I was a fire investigator for 6 years. We go about finding what started a fire by A) looking at burn patterns and B) interviewing the people that were there if possible.
If the whole house has not burned down, I look for the that has the most burn damage.
In a urban area where the fire department is pretty responsive, you may only get smoke damage in most of the house.
This rules out the rest of the house from starting the fire. Let’s say the most burnt area is near the kitchen. You start asking yourself what can start a fire in that area.
Usually this would be your stove, electrical systems, candles etc.
The next thing you would do is rule out each possible source of fire by looking at witness marks.

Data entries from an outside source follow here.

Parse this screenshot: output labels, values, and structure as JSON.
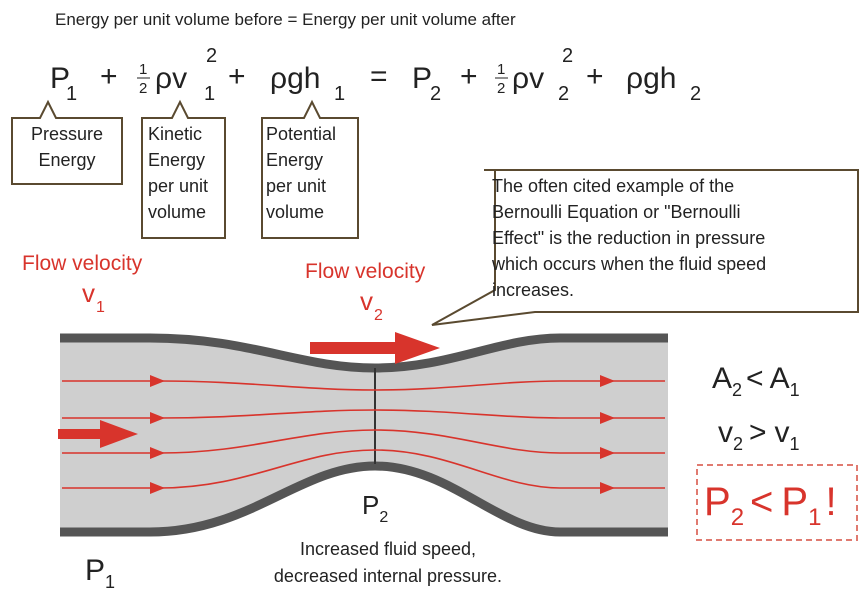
{
  "title": "Energy per unit volume before = Energy per unit volume after",
  "equation": [
    {
      "base": "P",
      "sub": "1"
    },
    {
      "op": "+"
    },
    {
      "frac": [
        "1",
        "2"
      ]
    },
    {
      "base": "ρv",
      "sub": "1",
      "sup": "2"
    },
    {
      "op": "+"
    },
    {
      "base": "ρgh",
      "sub": "1"
    },
    {
      "op": "="
    },
    {
      "base": "P",
      "sub": "2"
    },
    {
      "op": "+"
    },
    {
      "frac": [
        "1",
        "2"
      ]
    },
    {
      "base": "ρv",
      "sub": "2",
      "sup": "2"
    },
    {
      "op": "+"
    },
    {
      "base": "ρgh",
      "sub": "2"
    }
  ],
  "term_labels": [
    {
      "lines": [
        "Pressure",
        "Energy"
      ]
    },
    {
      "lines": [
        "Kinetic",
        "Energy",
        "per unit",
        "volume"
      ]
    },
    {
      "lines": [
        "Potential",
        "Energy",
        "per unit",
        "volume"
      ]
    }
  ],
  "callout": {
    "lines": [
      "The often cited example of the",
      "Bernoulli Equation or \"Bernoulli",
      "Effect\" is the reduction in pressure",
      "which occurs when the fluid speed",
      "increases."
    ]
  },
  "flow1": {
    "label": "Flow velocity",
    "symbol": "v",
    "sub": "1"
  },
  "flow2": {
    "label": "Flow velocity",
    "symbol": "v",
    "sub": "2"
  },
  "relations": [
    {
      "a": "A",
      "a_sub": "2",
      "op": "<",
      "b": "A",
      "b_sub": "1"
    },
    {
      "a": "v",
      "a_sub": "2",
      "op": ">",
      "b": "v",
      "b_sub": "1"
    },
    {
      "a": "P",
      "a_sub": "2",
      "op": "<",
      "b": "P",
      "b_sub": "1",
      "end": "!"
    }
  ],
  "p1": {
    "symbol": "P",
    "sub": "1"
  },
  "p2": {
    "symbol": "P",
    "sub": "2"
  },
  "caption": [
    "Increased fluid speed,",
    "decreased internal pressure."
  ]
}
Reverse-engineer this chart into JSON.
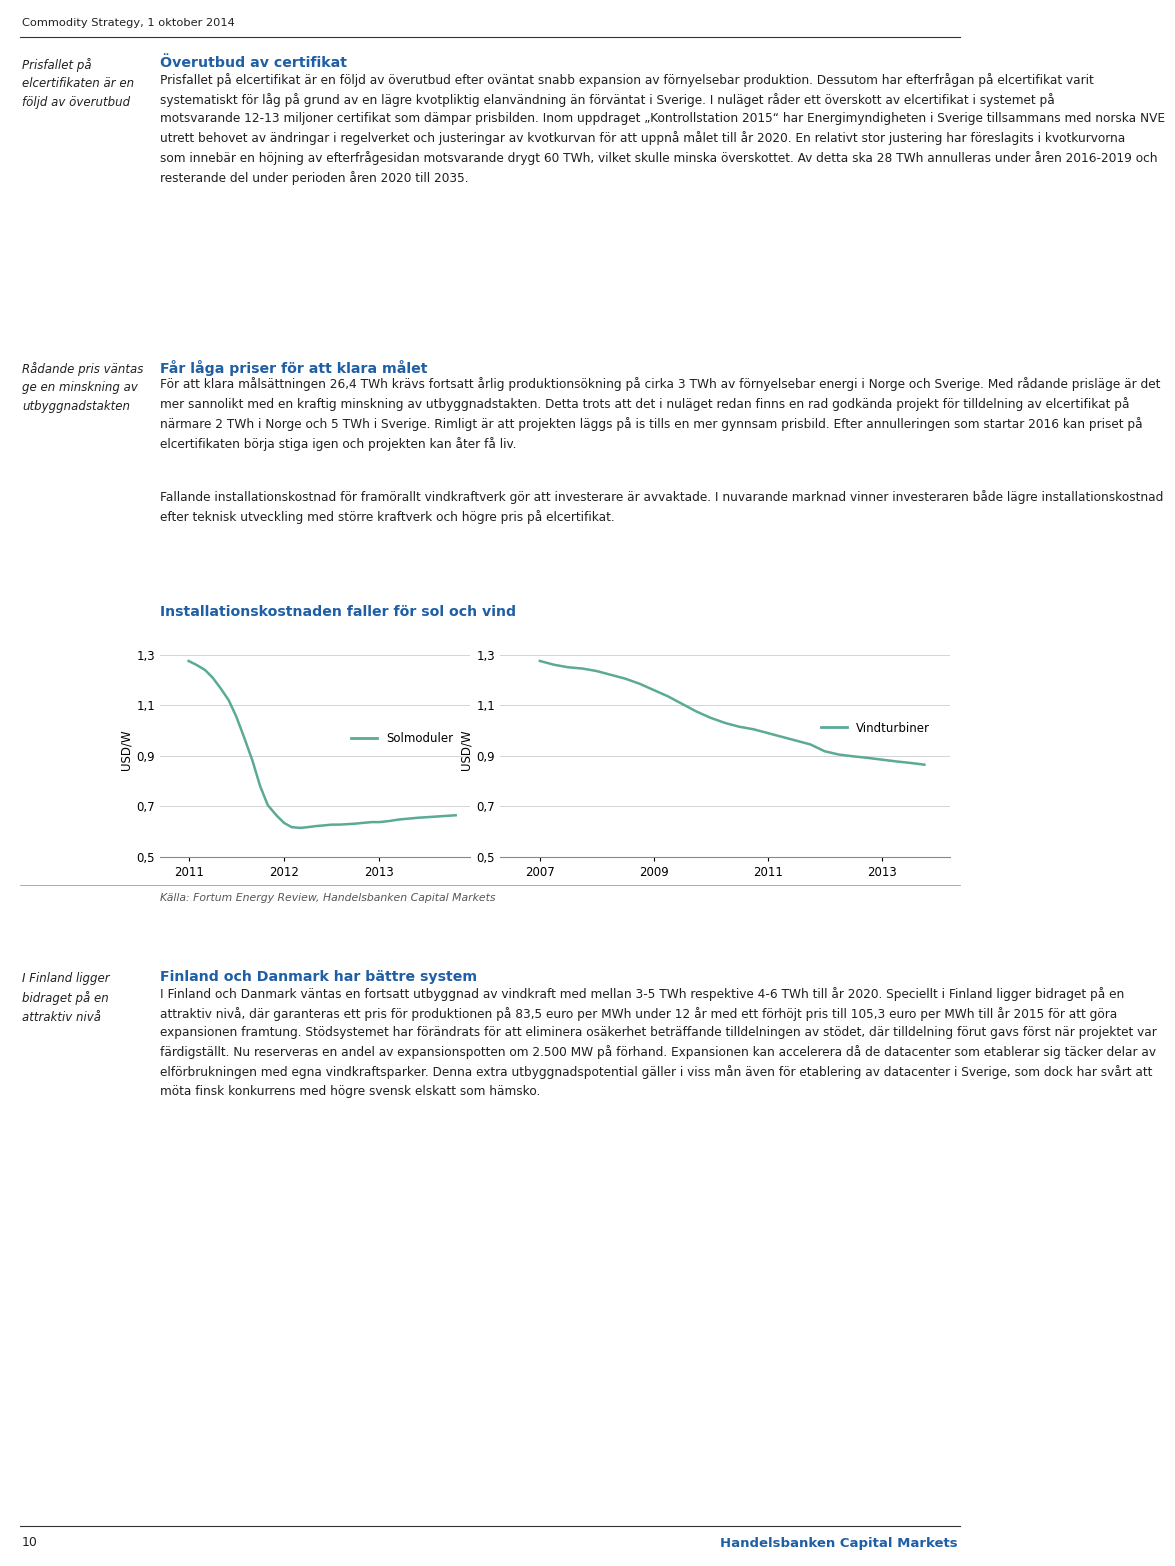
{
  "header_text": "Commodity Strategy, 1 oktober 2014",
  "page_number": "10",
  "handelsbanken_text": "Handelsbanken Capital Markets",
  "section1_title": "Överutbud av certifikat",
  "section2_title": "Får låga priser för att klara målet",
  "chart_title": "Installationskostnaden faller för sol och vind",
  "chart_ylabel": "USD/W",
  "chart1_legend": "Solmoduler",
  "chart2_legend": "Vindturbiner",
  "source_text": "Källa: Fortum Energy Review, Handelsbanken Capital Markets",
  "section3_title": "Finland och Danmark har bättre system",
  "line_color": "#5aaa96",
  "title_color": "#1f5fa6",
  "text_color": "#231f20",
  "sidebar1": "Prisfallet på\nelcertifikaten är en\nföljd av överutbud",
  "sidebar2": "Rådande pris väntas\nge en minskning av\nutbyggnadstakten",
  "sidebar3": "I Finland ligger\nbidraget på en\nattraktiv nivå",
  "body1_lines": [
    "Prisfallet på elcertifikat är en följd av överutbud efter oväntat snabb expansion av förnyelsebar produktion. Dessutom har efterfrågan på elcertifikat varit",
    "systematiskt för låg på grund av en lägre kvotpliktig elanvändning än förväntat i Sverige. I nuläget råder ett överskott av elcertifikat i systemet på",
    "motsvarande 12-13 miljoner certifikat som dämpar prisbilden. Inom uppdraget „Kontrollstation 2015“ har Energimyndigheten i Sverige tillsammans med norska NVE",
    "utrett behovet av ändringar i regelverket och justeringar av kvotkurvan för att uppnå målet till år 2020. En relativt stor justering har föreslagits i kvotkurvorna",
    "som innebär en höjning av efterfrågesidan motsvarande drygt 60 TWh, vilket skulle minska överskottet. Av detta ska 28 TWh annulleras under åren 2016-2019 och",
    "resterande del under perioden åren 2020 till 2035."
  ],
  "body2a_lines": [
    "För att klara målsättningen 26,4 TWh krävs fortsatt årlig produktionsökning på cirka 3 TWh av förnyelsebar energi i Norge och Sverige. Med rådande prisläge är det",
    "mer sannolikt med en kraftig minskning av utbyggnadstakten. Detta trots att det i nuläget redan finns en rad godkända projekt för tilldelning av elcertifikat på",
    "närmare 2 TWh i Norge och 5 TWh i Sverige. Rimligt är att projekten läggs på is tills en mer gynnsam prisbild. Efter annulleringen som startar 2016 kan priset på",
    "elcertifikaten börja stiga igen och projekten kan åter få liv."
  ],
  "body2b_lines": [
    "Fallande installationskostnad för framörallt vindkraftverk gör att investerare är avvaktade. I nuvarande marknad vinner investeraren både lägre installationskostnad",
    "efter teknisk utveckling med större kraftverk och högre pris på elcertifikat."
  ],
  "body3_lines": [
    "I Finland och Danmark väntas en fortsatt utbyggnad av vindkraft med mellan 3-5 TWh respektive 4-6 TWh till år 2020. Speciellt i Finland ligger bidraget på en",
    "attraktiv nivå, där garanteras ett pris för produktionen på 83,5 euro per MWh under 12 år med ett förhöjt pris till 105,3 euro per MWh till år 2015 för att göra",
    "expansionen framtung. Stödsystemet har förändrats för att eliminera osäkerhet beträffande tilldelningen av stödet, där tilldelning förut gavs först när projektet var",
    "färdigställt. Nu reserveras en andel av expansionspotten om 2.500 MW på förhand. Expansionen kan accelerera då de datacenter som etablerar sig täcker delar av",
    "elförbrukningen med egna vindkraftsparker. Denna extra utbyggnadspotential gäller i viss mån även för etablering av datacenter i Sverige, som dock har svårt att",
    "möta finsk konkurrens med högre svensk elskatt som hämsko."
  ],
  "sol_x": [
    2011.0,
    2011.08,
    2011.17,
    2011.25,
    2011.33,
    2011.42,
    2011.5,
    2011.58,
    2011.67,
    2011.75,
    2011.83,
    2011.92,
    2012.0,
    2012.08,
    2012.17,
    2012.25,
    2012.33,
    2012.42,
    2012.5,
    2012.58,
    2012.67,
    2012.75,
    2012.83,
    2012.92,
    2013.0,
    2013.1,
    2013.2,
    2013.4,
    2013.6,
    2013.8
  ],
  "sol_y": [
    1.275,
    1.26,
    1.24,
    1.21,
    1.17,
    1.12,
    1.055,
    0.975,
    0.88,
    0.78,
    0.705,
    0.665,
    0.635,
    0.618,
    0.615,
    0.618,
    0.622,
    0.625,
    0.628,
    0.628,
    0.63,
    0.632,
    0.635,
    0.638,
    0.638,
    0.642,
    0.648,
    0.655,
    0.66,
    0.665
  ],
  "vind_x": [
    2007.0,
    2007.25,
    2007.5,
    2007.75,
    2008.0,
    2008.25,
    2008.5,
    2008.75,
    2009.0,
    2009.25,
    2009.5,
    2009.75,
    2010.0,
    2010.25,
    2010.5,
    2010.75,
    2011.0,
    2011.25,
    2011.5,
    2011.75,
    2012.0,
    2012.25,
    2012.5,
    2012.75,
    2013.0,
    2013.25,
    2013.5,
    2013.75
  ],
  "vind_y": [
    1.275,
    1.26,
    1.25,
    1.245,
    1.235,
    1.22,
    1.205,
    1.185,
    1.16,
    1.135,
    1.105,
    1.075,
    1.05,
    1.03,
    1.015,
    1.005,
    0.99,
    0.975,
    0.96,
    0.945,
    0.918,
    0.905,
    0.898,
    0.892,
    0.885,
    0.878,
    0.872,
    0.865
  ]
}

These are distinct marks where the flames appeared to originate.
Eventually you will get to a point where you can conclusively rule out what definitely did not cause the fire and hopefully left with one source of the fire.

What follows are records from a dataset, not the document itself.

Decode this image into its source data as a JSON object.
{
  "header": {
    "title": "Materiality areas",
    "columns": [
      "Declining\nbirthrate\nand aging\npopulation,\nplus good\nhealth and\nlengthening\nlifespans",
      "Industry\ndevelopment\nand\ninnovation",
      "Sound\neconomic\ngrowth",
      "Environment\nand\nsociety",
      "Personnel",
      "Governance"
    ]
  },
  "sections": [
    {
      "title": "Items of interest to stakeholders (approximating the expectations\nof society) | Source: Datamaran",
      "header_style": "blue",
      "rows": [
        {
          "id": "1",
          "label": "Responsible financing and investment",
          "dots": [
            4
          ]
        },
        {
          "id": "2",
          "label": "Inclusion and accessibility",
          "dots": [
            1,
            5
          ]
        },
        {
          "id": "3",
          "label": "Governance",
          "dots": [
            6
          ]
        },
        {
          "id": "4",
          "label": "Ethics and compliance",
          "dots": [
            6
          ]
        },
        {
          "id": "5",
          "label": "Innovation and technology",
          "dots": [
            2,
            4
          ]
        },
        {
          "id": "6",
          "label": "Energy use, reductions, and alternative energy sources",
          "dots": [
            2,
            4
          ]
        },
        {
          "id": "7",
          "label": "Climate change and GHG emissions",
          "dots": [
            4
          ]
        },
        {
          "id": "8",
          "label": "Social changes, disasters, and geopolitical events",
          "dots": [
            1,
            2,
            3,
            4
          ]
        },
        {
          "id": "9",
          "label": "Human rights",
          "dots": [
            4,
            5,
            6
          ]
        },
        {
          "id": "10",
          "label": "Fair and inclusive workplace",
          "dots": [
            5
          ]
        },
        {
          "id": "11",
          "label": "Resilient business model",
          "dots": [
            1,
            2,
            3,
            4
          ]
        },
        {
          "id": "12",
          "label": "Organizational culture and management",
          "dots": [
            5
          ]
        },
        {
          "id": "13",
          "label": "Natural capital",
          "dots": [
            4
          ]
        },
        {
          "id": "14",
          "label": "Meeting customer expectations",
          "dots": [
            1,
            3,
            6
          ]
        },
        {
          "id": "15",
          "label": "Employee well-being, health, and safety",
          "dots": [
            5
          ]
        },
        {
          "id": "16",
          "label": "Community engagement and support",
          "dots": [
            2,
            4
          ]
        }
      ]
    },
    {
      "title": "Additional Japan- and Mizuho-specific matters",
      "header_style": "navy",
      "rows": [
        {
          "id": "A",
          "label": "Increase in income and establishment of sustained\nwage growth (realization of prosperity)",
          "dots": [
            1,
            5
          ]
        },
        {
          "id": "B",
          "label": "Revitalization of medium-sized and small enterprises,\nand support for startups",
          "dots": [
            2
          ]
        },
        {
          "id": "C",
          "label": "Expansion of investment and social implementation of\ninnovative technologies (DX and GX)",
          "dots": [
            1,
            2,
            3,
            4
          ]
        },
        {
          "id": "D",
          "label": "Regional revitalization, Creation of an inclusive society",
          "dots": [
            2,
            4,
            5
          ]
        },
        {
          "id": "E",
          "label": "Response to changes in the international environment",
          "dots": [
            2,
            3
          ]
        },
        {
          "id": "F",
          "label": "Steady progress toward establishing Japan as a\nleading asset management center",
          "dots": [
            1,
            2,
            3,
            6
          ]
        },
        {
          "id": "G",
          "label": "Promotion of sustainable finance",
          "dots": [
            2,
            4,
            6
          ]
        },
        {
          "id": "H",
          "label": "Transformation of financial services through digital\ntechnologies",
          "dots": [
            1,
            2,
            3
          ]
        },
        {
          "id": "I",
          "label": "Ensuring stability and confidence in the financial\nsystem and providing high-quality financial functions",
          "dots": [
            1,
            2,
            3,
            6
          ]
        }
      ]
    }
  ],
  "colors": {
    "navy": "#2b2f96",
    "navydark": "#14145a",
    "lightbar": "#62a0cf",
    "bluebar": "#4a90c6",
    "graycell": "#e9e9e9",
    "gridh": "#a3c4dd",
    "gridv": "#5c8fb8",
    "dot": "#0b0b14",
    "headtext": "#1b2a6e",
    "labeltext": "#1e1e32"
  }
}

It is not uncommon to sift through an entire room of debris to find common sources of ignition.
When sifting, we have found cigarette butts, arced wires, matches, and one time an 85 year old woman’s stash of condoms.

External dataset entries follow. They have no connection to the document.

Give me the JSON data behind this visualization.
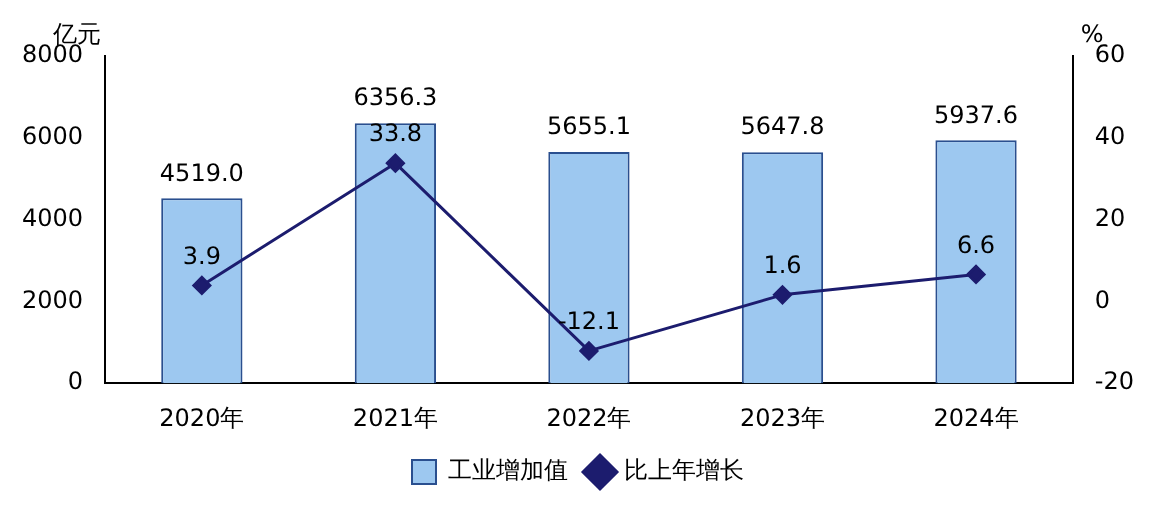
{
  "chart_data": {
    "type": "bar",
    "categories": [
      "2020年",
      "2021年",
      "2022年",
      "2023年",
      "2024年"
    ],
    "ylabel": "亿元",
    "y2label": "%",
    "ylim": [
      0,
      8000
    ],
    "yticks": [
      0,
      2000,
      4000,
      6000,
      8000
    ],
    "y2lim": [
      -20,
      60
    ],
    "y2ticks": [
      -20,
      0,
      20,
      40,
      60
    ],
    "legend": "bottom",
    "marker": "diamond",
    "series": [
      {
        "name": "工业增加值",
        "color": "#9dc8f0",
        "values": [
          4519.0,
          6356.3,
          5655.1,
          5647.8,
          5937.6
        ],
        "value_labels": [
          "4519.0",
          "6356.3",
          "5655.1",
          "5647.8",
          "5937.6"
        ]
      },
      {
        "type": "line",
        "axis": "y2",
        "name": "比上年增长",
        "color": "#1c1c6e",
        "values": [
          3.9,
          33.8,
          -12.1,
          1.6,
          6.6
        ],
        "value_labels": [
          "3.9",
          "33.8",
          "-12.1",
          "1.6",
          "6.6"
        ]
      }
    ]
  }
}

If we believe arson was a possibility, we will take samples of the area for chemical analysis.
Arson is pretty obvious as it leaves what is called a ghosting pattern on the floor.
We can pull samples from the edges of the burn and test for gasoline etc.
When it comes down to it, all fires need fuel, oxygen and a source of ignition.
This is called the fire triangle. Our job is to look for the source of ignition.